L'arca olearia

L’importanza della rimozione dei succhioni per la raccolta meccanica delle olive

L’importanza della rimozione dei succhioni per la raccolta meccanica delle olive

Esiste una correlazione tra il volume delle chiome e l'efficacia della raccolta. Maggiore è la forza di ritenzione, maggiore è l'effetto della rimozione dei polloni

09 marzo 2023 | R. T.

Il distacco dei frutti è causato principalmente da tre modalità di oscillazione: il pendolo, l'inclinazione, la rotazione (o torsione) e la rotazione longitudinale (o trave-colonna). Tuttavia, secondo la seconda legge del moto di Newton (cioè F = m × a, dove F è la forza, m è la massa e a è l'accelerazione), la trasmissione di un'elevata accelerazione ai frutti può fornire la forza di trazione necessaria a causare il distacco dei frutti. D'altra parte, i rami di un albero agiscono come smorzatori di massa sintonizzati, impedendo all'albero di sviluppare grandi risposte dinamiche all'eccitazione da vibrazioni forzate. Lo smorzamento totale è complesso e ha componenti di smorzamento aerodinamico, smorzamento di massa e smorzamento interno o viscoelastico dovuto allo smorzamento interno e alla dissipazione di energia nella struttura radicale.

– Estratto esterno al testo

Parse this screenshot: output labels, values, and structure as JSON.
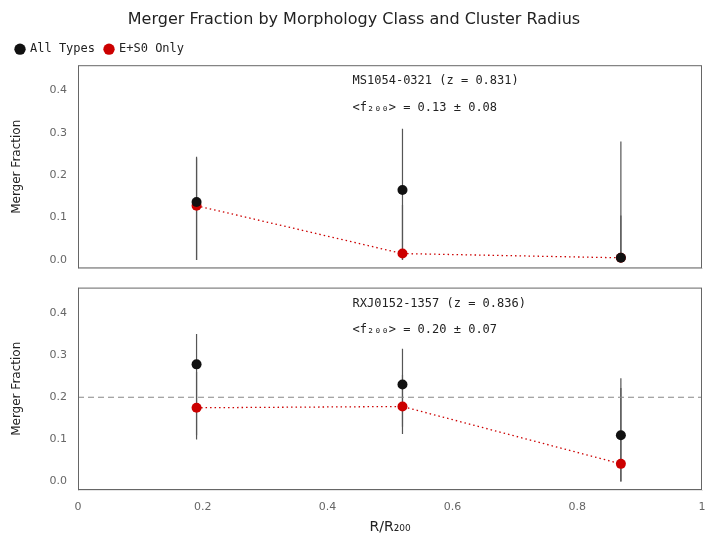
{
  "chart_data": [
    {
      "type": "scatter",
      "title": "Merger Fraction by Morphology Class and Cluster Radius",
      "ylabel": "Merger Fraction",
      "annotations": [
        "MS1054-0321 (z = 0.831)",
        "<f₂₀₀> = 0.13 ± 0.08"
      ],
      "series": [
        {
          "name": "All Types",
          "color": "#111111",
          "x": [
            0.19,
            0.52,
            0.87
          ],
          "values": [
            0.137,
            0.165,
            0.005
          ],
          "yerr_lo": [
            0.137,
            0.165,
            0.005
          ],
          "yerr_hi": [
            0.107,
            0.145,
            0.275
          ]
        },
        {
          "name": "E+S0 Only",
          "color": "#cc0000",
          "line_style": "dotted",
          "x": [
            0.19,
            0.52,
            0.87
          ],
          "values": [
            0.128,
            0.015,
            0.005
          ],
          "yerr_lo": [
            0.128,
            0.015,
            0.005
          ],
          "yerr_hi": [
            0.112,
            0.115,
            0.1
          ]
        }
      ],
      "xlim": [
        0,
        1
      ],
      "xticks": [
        0,
        0.2,
        0.4,
        0.6,
        0.8,
        1
      ],
      "ylim": [
        -0.02,
        0.46
      ],
      "yticks": [
        {
          "value": 0,
          "label": "0.0"
        },
        0.1,
        0.2,
        0.3,
        0.4
      ],
      "tick_labels": "y",
      "grid": false,
      "legend": "upper left"
    },
    {
      "type": "scatter",
      "xlabel": "R/R₂₀₀",
      "ylabel": "Merger Fraction",
      "annotations": [
        "RXJ0152-1357 (z = 0.836)",
        "<f₂₀₀> = 0.20 ± 0.07"
      ],
      "series": [
        {
          "color": "#111111",
          "x": [
            0.19,
            0.52,
            0.87
          ],
          "values": [
            0.278,
            0.23,
            0.11
          ],
          "yerr_lo": [
            0.168,
            0.1,
            0.11
          ],
          "yerr_hi": [
            0.072,
            0.085,
            0.135
          ]
        },
        {
          "color": "#cc0000",
          "line_style": "dotted",
          "x": [
            0.19,
            0.52,
            0.87
          ],
          "values": [
            0.175,
            0.178,
            0.042
          ],
          "yerr_lo": [
            0.075,
            0.065,
            0.042
          ],
          "yerr_hi": [
            0.085,
            0.075,
            0.18
          ]
        }
      ],
      "reference_lines": [
        {
          "y": 0.2,
          "line_style": "dashed",
          "color": "#888888"
        }
      ],
      "xlim": [
        0,
        1
      ],
      "xticks": [
        0,
        0.2,
        0.4,
        0.6,
        0.8,
        1
      ],
      "ylim": [
        -0.02,
        0.46
      ],
      "yticks": [
        {
          "value": 0,
          "label": "0.0"
        },
        0.1,
        0.2,
        0.3,
        0.4
      ],
      "grid": false
    }
  ]
}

Esiste una correlazione negativa tra il volume e la densità delle grandi chiome e l'efficacia della raccolta.

I polloni (germogli vegetativi e improduttivi che nascono sui rami principali nella parte interna delle chiome degli alberi formati a vaso libero) causano un consistente smorzamento delle vibrazioni, diminuendo l'entità delle vibrazioni dei rami e, di conseguenza, l'efficacia della raccolta.

La rimozione dei polloni vegetativi prima della raccolta meccanica può ridurre lo smorzamento della chioma riducendone la massa. Di conseguenza, la rimozione dei polloni prima della raccolta meccanica migliora la trasmissione delle vibrazioni attraverso la chioma.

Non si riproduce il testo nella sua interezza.